The final sampling method that will be used is cluster sampling. For this method, a random sample will be taken from the list of unique ZIP codes generated in the data preprocessing phase, and the clusters of observations which correspond to the selected ZIP codes will be chosen and combined to create a new sample. Because of the significant variation in the sizes of the clusters, the total number of observations which comprise this new sample will almost certainly not be exactly 4,000. It was decided that 450 clusters would be chosen from the study population to comprise the cluster sample as this amount generally yields a sample size which is acceptably close to the target sample size.

set.seed(123)
sampled_clusters <- sample(unique.zipcodes, size = 450)
cluster.sample <- do.call(rbind, zip.clusters[sampled_clusters])
cluster.Sample.dim = dim(cluster.sample)
names(cluster.Sample.dim) = c("Size", "Var.count")
kable(t(cluster.Sample.dim))
Size Var.count
3971 28

This sampling method yielded a sample of 3,971 observations, which is reasonably close to the target sample size. Therefore this sample size will be accepted for the analysis.

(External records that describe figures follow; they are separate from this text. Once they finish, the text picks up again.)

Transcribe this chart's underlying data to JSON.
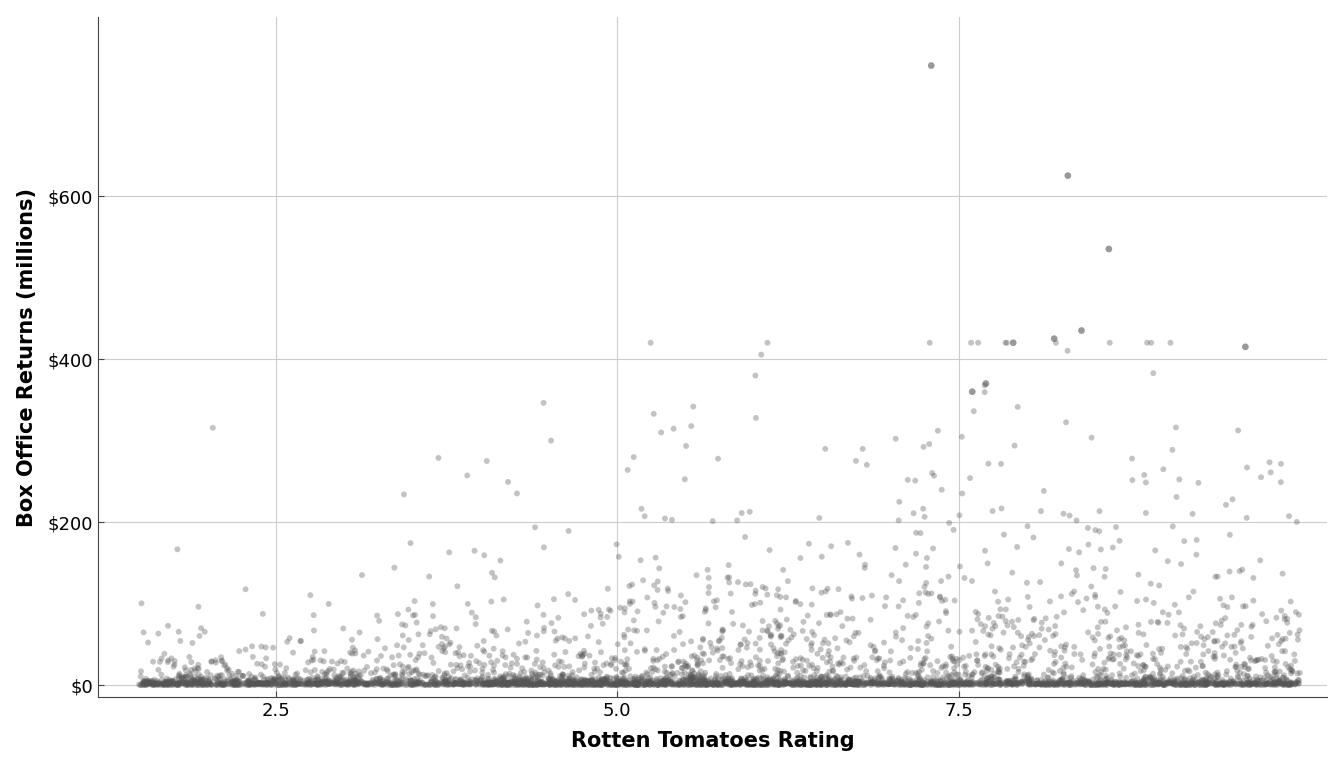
{
  "title": "",
  "xlabel": "Rotten Tomatoes Rating",
  "ylabel": "Box Office Returns (millions)",
  "xlim": [
    1.2,
    10.2
  ],
  "ylim": [
    -15,
    820
  ],
  "xticks": [
    2.5,
    5.0,
    7.5
  ],
  "yticks": [
    0,
    200,
    400,
    600
  ],
  "ytick_labels": [
    "$0",
    "$200",
    "$400",
    "$600"
  ],
  "point_color": "#555555",
  "point_alpha": 0.35,
  "point_size": 18,
  "bg_color": "#ffffff",
  "grid_color": "#cccccc",
  "n_points": 4500,
  "seed": 42,
  "outlier_x": [
    7.3,
    8.3,
    8.6,
    8.4,
    8.2,
    7.9,
    9.6,
    7.7,
    7.6
  ],
  "outlier_y": [
    760,
    625,
    535,
    435,
    425,
    420,
    415,
    370,
    360
  ]
}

Once again, the regional default rates in this sample are calculated.

region.default.cluster <- cluster.sample %>%
  group_by(Region) %>%
  summarize(default_rate = mean(MIS_Status == 'CHGOFF')*100)
kable(region.default.cluster)
Region default_rate
Midwest 14.87514
Northeast 18.14988
South 20.05420
West 15.84362

3.5 Study Population Default Rates

Finally, the default rates for each region based on the entire study population will be calculated for purposes of comparing with the results of the four sampling methods.

region.default.pop <- study.pop %>%
  group_by(Region) %>%
  summarize(default_rate = mean(MIS_Status == 'CHGOFF')*100)
kable(region.default.pop)
Region default_rate
Midwest 15.84033
Northeast 15.93425
South 20.52876
West 17.19110

4 Comparing Regional Default Rates By Sample

To compare the default rates determined from each sample to one another and to those of the entire study population, a combined bar chart will be created.

combined_df <- rbind(region.default.SRS, region.default.sys, region.default.strat, region.default.cluster, region.default.pop)
combined_df$Sample <- rep(c("SRS", "Systematic", "Stratified", "Cluster", "Population"), each = nrow(region.default.SRS))
combined_df$Sample <- factor(combined_df$Sample, levels = c("SRS", "Systematic", "Stratified", "Cluster", "Population"))

# Create the bar chart
combined_plot <- ggplot(combined_df, aes(x = Sample, y = default_rate, fill = Region)) +
  geom_bar(stat = "identity", position = "dodge") +
  labs(title = "Comparison of Regional Default Rates Across Samples/Population",
       x = "Sample",
       y = "Default Rate",
       fill = "Region") +
       ylim(0, 25)


combined_plot

It can be seen from this bar chart that the results from each of the four different sampling methods suggest that the Southern region of the U.S. exhibits the highest default rate, which aligns with the rates observed from the entire study population. Beyond that, however, the calculated default rates from each sample vary noticeably, both from one another as well as from the population rates. For instance, the simple random sample’s results suggest that the Midwest has the second highest default rate at about 17.5%, while looking only at the stratified sample would lead one to believe that it actually has the lowest default rate of all the regions, under 15%. In general, the calculated default rates for the Midwest vary significantly from sample to sample. Based on visual inspection of the chart, the estimates from the systematic sample appear to be the most similar to those of the entire population, although the systematic sample’s estimates for the South and West regions are noticeably higher than the rates observed in the population.

5 Conclusion

Again, because its estimates bear the closest resemblance to the population default rates, the systematic sample would be chosen as the analytic sample for further analysis based on the results of this process. That said, this is not necessarily an optimal sample and it may be advisable to try alternative sampling methods, sample sizes, stratification variables, etc. to generate a more representative sample.